Selon le rapport de vérification, le coût du système de soins de santé destinés aux militaires est considérablement plus élevé par personne qu’en vertu des régimes provinciaux et est en hausse. En 2005‑2006, le système de santé des Forces canadiennes a coûté en moyenne plus de 8 600 $ par personne, comparativement à la moyenne canadienne des dépenses de santé, qui était estimée à environ 4 500 $ par personne en 2006, et ce, malgré le fait que la population militaire a tendance à être relativement en santé. Le coût des soins de santé dispensés aux militaires a augmenté de 50 % par personne au cours des cinq dernières années[4] .

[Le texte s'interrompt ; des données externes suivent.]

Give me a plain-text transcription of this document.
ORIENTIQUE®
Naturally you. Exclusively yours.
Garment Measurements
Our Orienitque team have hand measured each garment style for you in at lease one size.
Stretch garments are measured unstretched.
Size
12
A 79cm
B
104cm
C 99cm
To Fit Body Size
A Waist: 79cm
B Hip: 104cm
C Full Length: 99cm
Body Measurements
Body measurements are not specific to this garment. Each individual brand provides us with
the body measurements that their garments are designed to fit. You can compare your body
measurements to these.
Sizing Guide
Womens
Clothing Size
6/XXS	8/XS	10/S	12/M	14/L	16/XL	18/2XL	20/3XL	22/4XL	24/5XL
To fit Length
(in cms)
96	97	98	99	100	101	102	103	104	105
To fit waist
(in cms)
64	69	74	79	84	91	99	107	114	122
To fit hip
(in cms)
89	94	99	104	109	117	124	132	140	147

Le major-général Semianiw a donné au Comité l’explication suivante pour justifier les différences de coûts :

Offrir une gamme complète de services à une population relativement petite, de part et d’autre des frontières nationales et internationales et, par la suite, répondre aux besoins et aux attentes des FC, ainsi qu’à ceux de leur personnel lorsque des maladies ou des blessures surviennent, s’avère plus onéreux que de fournir une gamme moins complète de services à une population davantage sédentaire et plus centralisée. Un système de soins de santé comme celui des FC entraîne donc plus de dépenses[5].

Le Bureau du vérificateur général évoque toutefois différents facteurs pour expliquer le coût plus élevé du système de soins de santé destinés aux militaires. En voici quelques-uns : il y a quatre fois plus de médecins pour 1 000 militaires qu’il y en a dans le système civil pour le même nombre de personnes (par contre, près de 40 % des médecins militaires ne fournissent pas de soins aux patients, mais assument plutôt des tâches administratives ou d’autres fonctions); la charge de travail varie grandement d’une clinique à l’autre dans l’ensemble du pays; la Défense nationale paye pour l’enseignement médical et la formation militaire continue de certains de ses médecins; et pour remédier aux pénuries de personnel, les services de praticiens civils sont retenus à contrat à des tarifs considérablement plus élevés que les moyennes nationales[6].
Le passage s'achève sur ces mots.